В истинном философствовании есть только исконно самосущие люди, которые, философствуя, встречаются и соединяются друг с другом (Es gibt im wahren Philosophieren nur die ursprünglich selbst seienden Menschen, die im Philosophieren sich begegnen und verbinden). Мы с большим правом скажем о себе, что несем знамя философии, если, двигаясь в пустоту и беспомощно избирая подлинное в целом формации, потерпим неудачу в экзистенциальном риске, чем если похороним философствование в упорядочивающих условностях суеверно преданной науке установки на достоинство ученой специальности. Если поэтому действительность философии необходимо сопровождается целым потоком школьных заведений, то это происходит все-таки лишь затем, чтобы одновременно с гарантией традиции для ремесленных приемов мышления вводить каждого, кто учится, в искушение, чтобы он уже с почином своего собственного философствования отделился и решился делать это всецело от себя самого. Философия осуществляется в изъятии себя из вновь и вновь наступающей потерянности (Philosophie verwirklicht sich im Sichzurückholen aus dem Verlorensein, das immer wieder eintritt). Философия совершенно не может обращаться, как это делает наука, к коллегам по специальности как таковым, но может только обращаться к философской жизни в человеке, как человеке, во всяком ученом, исследователе и образованном человеке. Изначально философствующие силою свободы позволяют себе в мышлении перескакивать через мышление (Ursprünglich Philosophierende nehmen sich ihre Freiheit, im Denken das Denken zu überspringen). Они не ищут убедительного знания там, где дело идет обо всем, а именно о самом бытии.

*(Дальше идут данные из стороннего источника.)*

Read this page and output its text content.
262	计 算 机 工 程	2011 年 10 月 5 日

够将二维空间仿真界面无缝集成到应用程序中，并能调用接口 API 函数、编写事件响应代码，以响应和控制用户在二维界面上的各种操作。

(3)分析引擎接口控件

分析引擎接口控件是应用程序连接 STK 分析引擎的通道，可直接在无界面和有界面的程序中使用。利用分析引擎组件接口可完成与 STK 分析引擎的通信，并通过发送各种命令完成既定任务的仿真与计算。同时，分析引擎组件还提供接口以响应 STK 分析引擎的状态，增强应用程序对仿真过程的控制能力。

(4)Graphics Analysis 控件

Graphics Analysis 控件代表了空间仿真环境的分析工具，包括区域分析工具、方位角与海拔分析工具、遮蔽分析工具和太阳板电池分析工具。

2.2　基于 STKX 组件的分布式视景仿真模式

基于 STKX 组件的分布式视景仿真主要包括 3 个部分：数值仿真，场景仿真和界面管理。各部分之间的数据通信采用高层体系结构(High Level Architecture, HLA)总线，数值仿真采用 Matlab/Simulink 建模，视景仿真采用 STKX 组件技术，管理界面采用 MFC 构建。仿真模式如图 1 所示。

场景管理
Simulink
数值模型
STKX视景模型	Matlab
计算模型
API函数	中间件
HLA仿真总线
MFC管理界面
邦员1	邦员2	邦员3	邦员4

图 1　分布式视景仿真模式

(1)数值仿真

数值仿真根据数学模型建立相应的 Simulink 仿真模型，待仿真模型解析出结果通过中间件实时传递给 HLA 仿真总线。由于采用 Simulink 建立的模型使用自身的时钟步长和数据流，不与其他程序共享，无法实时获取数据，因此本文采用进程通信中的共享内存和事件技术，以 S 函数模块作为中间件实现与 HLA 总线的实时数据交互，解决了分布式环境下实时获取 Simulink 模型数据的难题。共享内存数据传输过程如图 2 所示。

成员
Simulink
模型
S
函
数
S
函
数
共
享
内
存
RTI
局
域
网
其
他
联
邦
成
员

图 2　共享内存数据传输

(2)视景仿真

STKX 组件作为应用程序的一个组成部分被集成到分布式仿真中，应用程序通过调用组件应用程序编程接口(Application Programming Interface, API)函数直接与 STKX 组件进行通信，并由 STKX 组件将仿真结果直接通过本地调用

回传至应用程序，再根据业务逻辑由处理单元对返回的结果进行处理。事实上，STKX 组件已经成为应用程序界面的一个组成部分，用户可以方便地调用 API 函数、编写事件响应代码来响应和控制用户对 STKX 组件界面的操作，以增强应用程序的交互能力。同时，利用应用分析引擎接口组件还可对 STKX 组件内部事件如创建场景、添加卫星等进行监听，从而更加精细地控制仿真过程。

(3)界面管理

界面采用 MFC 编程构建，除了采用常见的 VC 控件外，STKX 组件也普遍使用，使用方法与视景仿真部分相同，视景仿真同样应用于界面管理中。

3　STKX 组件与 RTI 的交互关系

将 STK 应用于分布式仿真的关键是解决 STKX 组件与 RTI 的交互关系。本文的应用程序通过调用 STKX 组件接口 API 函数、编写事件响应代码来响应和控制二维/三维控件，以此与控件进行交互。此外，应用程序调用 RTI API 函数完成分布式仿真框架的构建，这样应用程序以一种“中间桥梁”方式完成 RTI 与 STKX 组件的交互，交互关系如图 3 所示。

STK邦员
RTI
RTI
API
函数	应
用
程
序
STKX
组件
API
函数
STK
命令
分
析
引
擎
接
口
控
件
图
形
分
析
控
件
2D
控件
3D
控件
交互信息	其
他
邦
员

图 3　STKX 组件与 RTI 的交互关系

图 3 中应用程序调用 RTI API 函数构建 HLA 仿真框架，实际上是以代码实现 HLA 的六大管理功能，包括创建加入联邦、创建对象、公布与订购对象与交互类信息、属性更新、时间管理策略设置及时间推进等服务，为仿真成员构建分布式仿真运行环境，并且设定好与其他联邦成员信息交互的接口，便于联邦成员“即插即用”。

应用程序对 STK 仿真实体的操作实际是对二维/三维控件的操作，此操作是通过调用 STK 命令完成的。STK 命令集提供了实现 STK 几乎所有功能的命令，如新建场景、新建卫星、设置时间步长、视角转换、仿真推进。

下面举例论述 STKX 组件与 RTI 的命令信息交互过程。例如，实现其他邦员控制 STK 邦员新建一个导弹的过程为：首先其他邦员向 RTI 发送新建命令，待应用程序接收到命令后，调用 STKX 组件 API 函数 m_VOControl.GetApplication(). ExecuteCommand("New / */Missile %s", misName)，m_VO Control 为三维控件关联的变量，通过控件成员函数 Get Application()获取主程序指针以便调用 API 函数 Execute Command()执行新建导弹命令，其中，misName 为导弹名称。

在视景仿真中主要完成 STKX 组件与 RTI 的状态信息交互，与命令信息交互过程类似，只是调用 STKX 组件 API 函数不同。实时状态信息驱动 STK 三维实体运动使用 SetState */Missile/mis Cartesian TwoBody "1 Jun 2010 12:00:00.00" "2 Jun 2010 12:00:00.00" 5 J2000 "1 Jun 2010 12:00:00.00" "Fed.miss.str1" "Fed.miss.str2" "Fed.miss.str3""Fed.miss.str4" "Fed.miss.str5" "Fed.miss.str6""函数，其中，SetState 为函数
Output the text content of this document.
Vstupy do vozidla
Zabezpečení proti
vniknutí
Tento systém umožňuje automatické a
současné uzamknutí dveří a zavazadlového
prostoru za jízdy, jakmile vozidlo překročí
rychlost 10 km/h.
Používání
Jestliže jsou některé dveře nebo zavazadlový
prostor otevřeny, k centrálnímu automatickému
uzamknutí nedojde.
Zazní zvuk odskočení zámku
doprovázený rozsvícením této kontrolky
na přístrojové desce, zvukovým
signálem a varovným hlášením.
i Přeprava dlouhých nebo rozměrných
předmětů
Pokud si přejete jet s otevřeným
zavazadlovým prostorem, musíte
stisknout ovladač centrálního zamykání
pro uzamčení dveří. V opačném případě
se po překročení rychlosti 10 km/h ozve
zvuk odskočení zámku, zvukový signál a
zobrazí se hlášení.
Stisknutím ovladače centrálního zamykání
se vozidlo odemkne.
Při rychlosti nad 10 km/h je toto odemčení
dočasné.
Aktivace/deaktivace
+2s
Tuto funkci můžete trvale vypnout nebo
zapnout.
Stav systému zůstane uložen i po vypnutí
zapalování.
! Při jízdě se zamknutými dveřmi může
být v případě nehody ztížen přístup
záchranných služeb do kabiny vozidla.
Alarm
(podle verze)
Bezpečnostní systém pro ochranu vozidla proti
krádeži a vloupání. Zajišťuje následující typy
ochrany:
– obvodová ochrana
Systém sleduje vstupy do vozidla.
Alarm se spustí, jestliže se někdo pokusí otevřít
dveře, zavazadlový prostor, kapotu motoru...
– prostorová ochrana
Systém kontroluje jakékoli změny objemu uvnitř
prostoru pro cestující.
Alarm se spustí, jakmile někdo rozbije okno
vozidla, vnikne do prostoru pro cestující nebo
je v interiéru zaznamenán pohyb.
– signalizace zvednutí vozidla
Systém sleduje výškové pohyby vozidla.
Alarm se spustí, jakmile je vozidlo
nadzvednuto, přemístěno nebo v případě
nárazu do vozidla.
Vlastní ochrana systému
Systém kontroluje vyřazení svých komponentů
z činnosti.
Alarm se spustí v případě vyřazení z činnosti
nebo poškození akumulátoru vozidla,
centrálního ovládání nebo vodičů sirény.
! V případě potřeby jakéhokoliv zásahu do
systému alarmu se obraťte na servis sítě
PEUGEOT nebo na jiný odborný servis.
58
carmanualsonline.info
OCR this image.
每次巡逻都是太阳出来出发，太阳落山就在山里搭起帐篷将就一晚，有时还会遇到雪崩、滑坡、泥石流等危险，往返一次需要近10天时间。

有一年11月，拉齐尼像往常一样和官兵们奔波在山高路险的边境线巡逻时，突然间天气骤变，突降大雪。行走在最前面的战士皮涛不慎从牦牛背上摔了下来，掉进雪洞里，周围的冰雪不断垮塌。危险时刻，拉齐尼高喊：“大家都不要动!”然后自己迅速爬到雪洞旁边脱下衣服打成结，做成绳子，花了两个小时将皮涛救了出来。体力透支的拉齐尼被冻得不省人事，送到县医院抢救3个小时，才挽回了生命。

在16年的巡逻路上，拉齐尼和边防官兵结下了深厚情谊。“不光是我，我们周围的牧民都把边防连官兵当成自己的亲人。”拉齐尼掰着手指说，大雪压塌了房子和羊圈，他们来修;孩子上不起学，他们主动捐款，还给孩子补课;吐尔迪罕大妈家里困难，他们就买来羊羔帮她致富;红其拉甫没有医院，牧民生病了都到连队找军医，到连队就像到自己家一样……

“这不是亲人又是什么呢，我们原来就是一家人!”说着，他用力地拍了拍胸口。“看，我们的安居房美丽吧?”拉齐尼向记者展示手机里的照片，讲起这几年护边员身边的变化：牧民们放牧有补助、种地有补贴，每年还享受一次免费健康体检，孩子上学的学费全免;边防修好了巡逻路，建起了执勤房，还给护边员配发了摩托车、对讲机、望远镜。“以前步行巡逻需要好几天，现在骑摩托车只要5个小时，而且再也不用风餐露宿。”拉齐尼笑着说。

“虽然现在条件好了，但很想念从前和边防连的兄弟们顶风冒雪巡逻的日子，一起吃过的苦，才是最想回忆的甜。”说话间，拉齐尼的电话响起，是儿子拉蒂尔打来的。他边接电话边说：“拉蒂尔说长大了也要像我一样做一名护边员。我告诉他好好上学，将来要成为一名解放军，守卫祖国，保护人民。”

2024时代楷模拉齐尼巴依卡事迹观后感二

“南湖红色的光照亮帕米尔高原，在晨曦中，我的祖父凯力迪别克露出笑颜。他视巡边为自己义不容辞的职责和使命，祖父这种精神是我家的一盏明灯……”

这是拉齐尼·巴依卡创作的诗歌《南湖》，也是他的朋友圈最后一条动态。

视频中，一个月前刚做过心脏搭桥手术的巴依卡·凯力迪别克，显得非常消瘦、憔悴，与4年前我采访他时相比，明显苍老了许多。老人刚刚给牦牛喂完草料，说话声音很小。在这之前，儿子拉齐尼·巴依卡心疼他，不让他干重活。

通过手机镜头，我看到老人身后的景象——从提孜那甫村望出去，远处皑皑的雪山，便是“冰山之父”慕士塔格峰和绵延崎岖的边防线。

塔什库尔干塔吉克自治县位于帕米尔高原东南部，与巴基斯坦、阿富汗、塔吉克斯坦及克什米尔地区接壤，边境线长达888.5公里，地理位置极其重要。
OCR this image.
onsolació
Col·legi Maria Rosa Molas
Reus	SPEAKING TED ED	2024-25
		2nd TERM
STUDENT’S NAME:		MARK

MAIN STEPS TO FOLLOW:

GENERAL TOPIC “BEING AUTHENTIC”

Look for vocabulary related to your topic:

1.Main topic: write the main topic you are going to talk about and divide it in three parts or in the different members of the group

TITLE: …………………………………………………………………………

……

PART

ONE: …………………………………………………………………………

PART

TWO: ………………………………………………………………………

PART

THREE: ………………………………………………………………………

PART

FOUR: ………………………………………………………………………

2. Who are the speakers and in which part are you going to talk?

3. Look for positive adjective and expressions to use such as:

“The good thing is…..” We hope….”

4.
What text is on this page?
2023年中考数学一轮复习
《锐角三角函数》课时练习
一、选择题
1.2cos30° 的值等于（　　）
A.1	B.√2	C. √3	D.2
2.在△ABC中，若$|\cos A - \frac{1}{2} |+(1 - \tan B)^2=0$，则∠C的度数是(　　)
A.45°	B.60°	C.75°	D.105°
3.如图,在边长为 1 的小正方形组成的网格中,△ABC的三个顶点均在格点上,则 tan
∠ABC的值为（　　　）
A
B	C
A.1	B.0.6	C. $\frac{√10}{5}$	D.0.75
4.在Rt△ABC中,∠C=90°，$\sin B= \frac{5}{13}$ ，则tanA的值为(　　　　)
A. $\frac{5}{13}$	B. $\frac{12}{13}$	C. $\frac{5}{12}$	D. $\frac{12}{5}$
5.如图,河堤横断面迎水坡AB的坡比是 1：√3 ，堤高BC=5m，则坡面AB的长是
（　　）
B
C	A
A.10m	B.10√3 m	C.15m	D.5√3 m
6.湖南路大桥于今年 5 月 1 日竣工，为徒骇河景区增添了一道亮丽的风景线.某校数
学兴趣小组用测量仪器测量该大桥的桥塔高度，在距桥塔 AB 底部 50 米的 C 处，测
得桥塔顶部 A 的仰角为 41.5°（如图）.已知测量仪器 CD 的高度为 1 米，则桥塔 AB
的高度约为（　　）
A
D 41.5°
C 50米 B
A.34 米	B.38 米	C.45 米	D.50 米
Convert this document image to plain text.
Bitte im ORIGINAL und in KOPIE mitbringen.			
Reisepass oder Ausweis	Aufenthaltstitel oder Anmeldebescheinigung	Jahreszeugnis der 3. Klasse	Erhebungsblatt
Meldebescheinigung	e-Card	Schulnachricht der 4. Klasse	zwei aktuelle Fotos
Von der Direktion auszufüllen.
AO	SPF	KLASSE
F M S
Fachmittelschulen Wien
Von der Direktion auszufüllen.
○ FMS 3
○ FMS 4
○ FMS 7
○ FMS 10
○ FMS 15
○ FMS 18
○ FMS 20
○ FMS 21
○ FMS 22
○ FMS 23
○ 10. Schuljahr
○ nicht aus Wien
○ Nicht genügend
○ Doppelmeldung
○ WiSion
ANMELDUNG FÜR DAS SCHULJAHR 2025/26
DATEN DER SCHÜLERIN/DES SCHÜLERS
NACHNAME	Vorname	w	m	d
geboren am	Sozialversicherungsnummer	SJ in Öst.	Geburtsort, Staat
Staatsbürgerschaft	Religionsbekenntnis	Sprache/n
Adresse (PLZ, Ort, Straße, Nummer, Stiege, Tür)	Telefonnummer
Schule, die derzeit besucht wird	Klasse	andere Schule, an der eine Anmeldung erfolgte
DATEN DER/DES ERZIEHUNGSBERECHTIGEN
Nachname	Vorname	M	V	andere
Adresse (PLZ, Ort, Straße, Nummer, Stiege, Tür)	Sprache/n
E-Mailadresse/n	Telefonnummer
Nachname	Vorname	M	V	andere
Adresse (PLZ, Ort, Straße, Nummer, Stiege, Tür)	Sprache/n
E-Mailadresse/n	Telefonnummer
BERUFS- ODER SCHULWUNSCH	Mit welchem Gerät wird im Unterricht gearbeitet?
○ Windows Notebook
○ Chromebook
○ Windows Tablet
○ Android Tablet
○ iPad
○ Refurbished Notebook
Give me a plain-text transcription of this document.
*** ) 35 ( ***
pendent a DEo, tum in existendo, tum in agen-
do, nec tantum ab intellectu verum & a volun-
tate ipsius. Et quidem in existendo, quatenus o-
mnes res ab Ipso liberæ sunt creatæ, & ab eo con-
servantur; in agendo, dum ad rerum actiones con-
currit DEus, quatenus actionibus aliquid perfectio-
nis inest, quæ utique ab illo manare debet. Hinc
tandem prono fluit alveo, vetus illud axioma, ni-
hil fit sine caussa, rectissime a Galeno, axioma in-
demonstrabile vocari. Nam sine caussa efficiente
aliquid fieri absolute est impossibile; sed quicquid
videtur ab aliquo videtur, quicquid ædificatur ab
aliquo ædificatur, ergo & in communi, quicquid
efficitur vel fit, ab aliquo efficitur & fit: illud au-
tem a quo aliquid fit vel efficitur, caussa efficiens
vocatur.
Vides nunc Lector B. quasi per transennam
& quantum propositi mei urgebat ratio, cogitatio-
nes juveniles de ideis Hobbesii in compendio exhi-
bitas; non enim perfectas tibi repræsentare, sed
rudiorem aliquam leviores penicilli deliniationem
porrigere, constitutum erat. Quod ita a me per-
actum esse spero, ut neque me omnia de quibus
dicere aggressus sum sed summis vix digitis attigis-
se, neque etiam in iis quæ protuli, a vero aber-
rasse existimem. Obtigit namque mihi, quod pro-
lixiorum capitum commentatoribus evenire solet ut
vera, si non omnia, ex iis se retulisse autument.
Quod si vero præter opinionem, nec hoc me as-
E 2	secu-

Поэтому истинная школа, однако в неопределенном смысле слова, т.е. не связанная единством учения, есть взаимосвязь передающейся в традиции философской жизни (der Zusammenhang des tradierenden philosophischen Lebens). Отдельные люди, из которых каждый незаменим, уже в самом исходе своего философствования избирают то, что близко, и то, что отдаленно от них. Эта школа не получает себе средоточия в имени одного учителя. Принадлежащие к ней встречаются как подлинно самостоятельные люди. В то время как неистинные философы заносчиво уверяют, будто эта солидарность принадлежности к их избранному кругу представляет какую-то ценность, этих подлинных членов школы объединяет солидарность свободы. Свобода чувствует, где есть место свободе, и с энтузиазмом замечает ее даже и там, где эта свобода ей враждебна. Члены этой подлинной школы могут оказаться в подлинной философской вражде между собою, вражде столь же радикальной, сколь и рыцарственной, потому что эта вражда хочет сделать своих противников в мире друзьями. Ибо и в отношении между противниками остается глубинная общность в силу возможного свободного бытия (in der Gegnerschaft bleibt die tiefere Gemeinschaft durch mögliches Freisein). Эта школа есть атмосфера начавшегося у греков философствования Запада, как не имеющее имени царство, проходящее через все времена (ein anonymes Reich durch die Zeit).
В этой неопределенной связи единой школы институционально обеспеченная традиция остается все же свободной: она дисциплинирует участников только в предпосылках, не проявляя желания сама, в виде единожды обретенного учения, передаваться из поколения в поколение, а только в надежде пробудить самость другого. Здесь становится признаком упадка терпеть ученические натуры, удовлетворяющиеся одной приверженностью учению; ибо любовь к другому, из собственного основания свободному существу знает только коммуникацию на равных, как действительность, или отстраненную даль, как сбережение возможности таковой.